You are viewing a plain text version of this content. The canonical link for it is here.

Posted to user@hadoop.apache.org by Everett Anderson <ev...@nuna.com.INVALID> on 2017/06/15 15:47:56 UTC

Application Master machine affinity/preference settings?

Hi!

We've been using Hadoop MapReduce and Spark on YARN on AWS Elastic
MapReduce (EMR). EMR has a concept of Core versus Task nodes, where Core
nodes participate in HDFS but Task nodes don't and their number can be more
easily scaled up or down based on load.

Most applications we run are batch and can tolerate machines going away
well, but some of them are ad hoc interactive Spark sessions. Spark seems
to handle executors (workers) going away okay, but if the main Application
Master for that user's session goes away, they lose state.

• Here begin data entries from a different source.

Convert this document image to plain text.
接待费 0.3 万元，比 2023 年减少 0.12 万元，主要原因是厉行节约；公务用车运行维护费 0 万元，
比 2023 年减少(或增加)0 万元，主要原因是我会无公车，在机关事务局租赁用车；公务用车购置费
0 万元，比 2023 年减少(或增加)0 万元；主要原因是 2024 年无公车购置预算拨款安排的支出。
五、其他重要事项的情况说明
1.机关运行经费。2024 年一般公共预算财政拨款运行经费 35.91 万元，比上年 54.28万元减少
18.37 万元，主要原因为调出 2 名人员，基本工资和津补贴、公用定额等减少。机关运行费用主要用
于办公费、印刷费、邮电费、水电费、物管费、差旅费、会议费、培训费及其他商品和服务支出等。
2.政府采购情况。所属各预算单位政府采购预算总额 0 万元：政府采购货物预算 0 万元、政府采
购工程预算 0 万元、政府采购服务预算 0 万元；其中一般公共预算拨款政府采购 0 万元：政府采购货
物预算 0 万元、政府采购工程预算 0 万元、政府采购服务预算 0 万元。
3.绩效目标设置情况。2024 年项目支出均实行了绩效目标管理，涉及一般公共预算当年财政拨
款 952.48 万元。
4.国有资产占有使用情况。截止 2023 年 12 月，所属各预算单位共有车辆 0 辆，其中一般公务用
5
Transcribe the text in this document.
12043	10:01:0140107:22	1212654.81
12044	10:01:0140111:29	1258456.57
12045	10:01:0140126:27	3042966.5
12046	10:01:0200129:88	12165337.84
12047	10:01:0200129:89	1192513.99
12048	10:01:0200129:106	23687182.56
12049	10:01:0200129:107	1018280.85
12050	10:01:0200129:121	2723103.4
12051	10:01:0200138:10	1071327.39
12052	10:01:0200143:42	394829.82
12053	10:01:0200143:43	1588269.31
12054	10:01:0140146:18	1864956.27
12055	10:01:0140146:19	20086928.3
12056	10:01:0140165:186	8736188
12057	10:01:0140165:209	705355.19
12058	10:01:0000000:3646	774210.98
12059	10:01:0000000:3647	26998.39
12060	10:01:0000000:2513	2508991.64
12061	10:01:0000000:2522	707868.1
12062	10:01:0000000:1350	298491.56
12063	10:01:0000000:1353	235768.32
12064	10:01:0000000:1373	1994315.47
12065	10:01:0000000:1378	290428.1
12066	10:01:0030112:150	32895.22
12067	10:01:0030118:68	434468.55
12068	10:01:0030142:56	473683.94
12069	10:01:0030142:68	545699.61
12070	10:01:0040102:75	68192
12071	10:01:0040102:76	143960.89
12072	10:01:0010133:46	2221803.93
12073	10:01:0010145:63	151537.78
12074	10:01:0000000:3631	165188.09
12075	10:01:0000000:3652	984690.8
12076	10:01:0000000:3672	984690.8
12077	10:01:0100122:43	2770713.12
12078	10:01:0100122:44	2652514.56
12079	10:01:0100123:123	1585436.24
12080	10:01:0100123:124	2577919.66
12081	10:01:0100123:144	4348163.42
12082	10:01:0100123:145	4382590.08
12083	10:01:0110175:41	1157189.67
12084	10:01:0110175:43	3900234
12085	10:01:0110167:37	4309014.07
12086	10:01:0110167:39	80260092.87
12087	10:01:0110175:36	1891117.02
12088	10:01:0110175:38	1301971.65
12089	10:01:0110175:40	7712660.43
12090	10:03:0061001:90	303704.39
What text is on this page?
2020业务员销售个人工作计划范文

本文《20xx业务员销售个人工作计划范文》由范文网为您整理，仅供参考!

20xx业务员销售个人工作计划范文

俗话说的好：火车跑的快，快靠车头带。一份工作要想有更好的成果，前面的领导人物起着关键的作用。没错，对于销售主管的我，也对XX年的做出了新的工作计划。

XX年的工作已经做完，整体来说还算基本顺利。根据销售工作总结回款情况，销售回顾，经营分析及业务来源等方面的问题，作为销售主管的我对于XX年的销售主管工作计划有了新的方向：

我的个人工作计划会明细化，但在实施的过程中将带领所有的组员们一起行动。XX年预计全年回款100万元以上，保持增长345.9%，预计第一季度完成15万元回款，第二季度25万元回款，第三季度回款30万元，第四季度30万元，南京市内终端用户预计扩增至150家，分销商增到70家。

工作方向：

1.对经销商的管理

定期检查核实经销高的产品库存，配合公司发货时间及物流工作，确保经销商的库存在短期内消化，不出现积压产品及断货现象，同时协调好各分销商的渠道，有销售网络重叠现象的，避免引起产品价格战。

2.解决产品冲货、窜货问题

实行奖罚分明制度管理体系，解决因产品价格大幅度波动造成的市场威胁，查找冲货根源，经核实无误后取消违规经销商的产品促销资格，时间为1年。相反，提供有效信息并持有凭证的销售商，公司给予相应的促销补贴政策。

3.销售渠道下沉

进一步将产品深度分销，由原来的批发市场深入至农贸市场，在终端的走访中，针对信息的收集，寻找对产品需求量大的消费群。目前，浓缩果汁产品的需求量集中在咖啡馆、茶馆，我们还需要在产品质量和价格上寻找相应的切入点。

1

Is there a mechanism in YARN such that we could prioritize launching
Application Masters on the Core machine pool in a cluster when resources
are available?

I know there are scheduling queues that we could use to segregate isolate
entire applications -- such as batch versus interactive ones -- but I'm not
sure if there's a way to ensure just the AM of a given application is
prioritized to be on a specific set of machines.

Thanks!

- Everett

Re: Application Master machine affinity/preference settings?

Posted by Naganarasimha Garla <na...@apache.org>.

Hi Everett Anderson,
     I can think of doing it in 2 ways,
1. Create a labels for CoreMachine pool (as Exclusive or non exclusive
partition) and submit the AM request with CoreMachine label expression. In
this way AM's are submitted in the Coremachine pool itself. refer
http://hadoop.apache.org/docs/current/hadoop-yarn/hadoop-yarn-site/NodeLabel.html
2. After YARN-6050, if you are aware of the nodes which are CoreMachine,
then you can submit AM with multiple ResourceRequest with each
having ResourceName pointing to different nodes.

Regards,
+ Naga


On Thu, Jun 15, 2017 at 9:17 PM, Everett Anderson <ev...@nuna.com.invalid>
wrote:

> Hi!
>
> We've been using Hadoop MapReduce and Spark on YARN on AWS Elastic
> MapReduce (EMR). EMR has a concept of Core versus Task nodes, where Core
> nodes participate in HDFS but Task nodes don't and their number can be more
> easily scaled up or down based on load.
>
> Most applications we run are batch and can tolerate machines going away
> well, but some of them are ad hoc interactive Spark sessions. Spark seems
> to handle executors (workers) going away okay, but if the main Application
> Master for that user's session goes away, they lose state.
>
> Is there a mechanism in YARN such that we could prioritize launching
> Application Masters on the Core machine pool in a cluster when resources
> are available?
>
> I know there are scheduling queues that we could use to segregate isolate
> entire applications -- such as batch versus interactive ones -- but I'm not
> sure if there's a way to ensure just the AM of a given application is
> prioritized to be on a specific set of machines.
>
> Thanks!
>
> - Everett
>
>